Published Wednesday, 22 February 2012
Gordon Gallagher was nine years old and was playing with his brother in the garden of their Creggan home in February 1973 when he triggered a booby trap device.
His mother Pat was in the kitchen at the time as the blast blew in the windows.
"I saw all the smoke so I ran out and I was shouting to him," she told UTV. "I tried to lift Gordon, and I started shouting that I couldn't lift him.
"It was the last I saw of him."
Gordon's father was at Mass nearby and heard the explosion.

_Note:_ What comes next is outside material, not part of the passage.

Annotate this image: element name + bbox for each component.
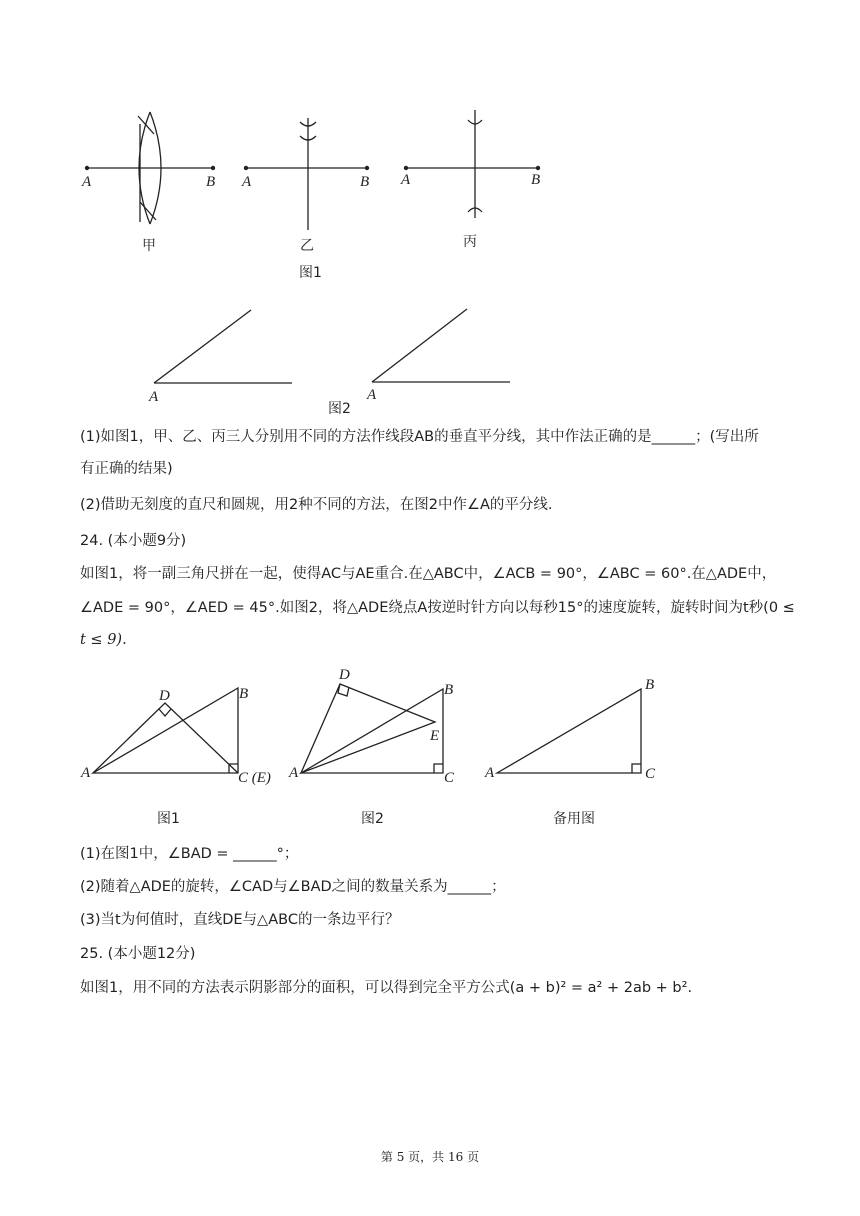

He saw his son at Altnagelvin Hospital.
Pat Gallagher said: "I could see his wee body was jumping up and down. He spoke and said 'Daddy could you get me a drink?' I looked at the nurse and she shook her head.
"I went out to phone home and said he was conscious and he was even speaking to me. He was wheeled past me when I was on the phone. It was the last I saw of him."
The Provisional IRA told the family their bomb had been harmless because it had no detonator.
It tried to suggest the army had come into the garden and put a detonator in the device.
But the Gallaghers dismiss this version as a lie - they believe senior republicans including Martin McGuinness must know who was responsible for planting the bomb.
One occasion, when Billy Gallagher was tending his son's grave, he spotted Mr McGuinness nearby and challenged him.
"I said Martin, look, it was your crowd that put Gordon in there," Mr Gallagher told UTV.
"He said Billy, poor Gordon, but I was in jail at that time."
Sinn Féin said Martin McGuinness was in jail at the time of Gordon's death and they say he has no information about the incident.
The Gallagher family hope that their call for the truth will prompt former IRA members to come forward and provide them with the full information about exactly what happened 40 years ago.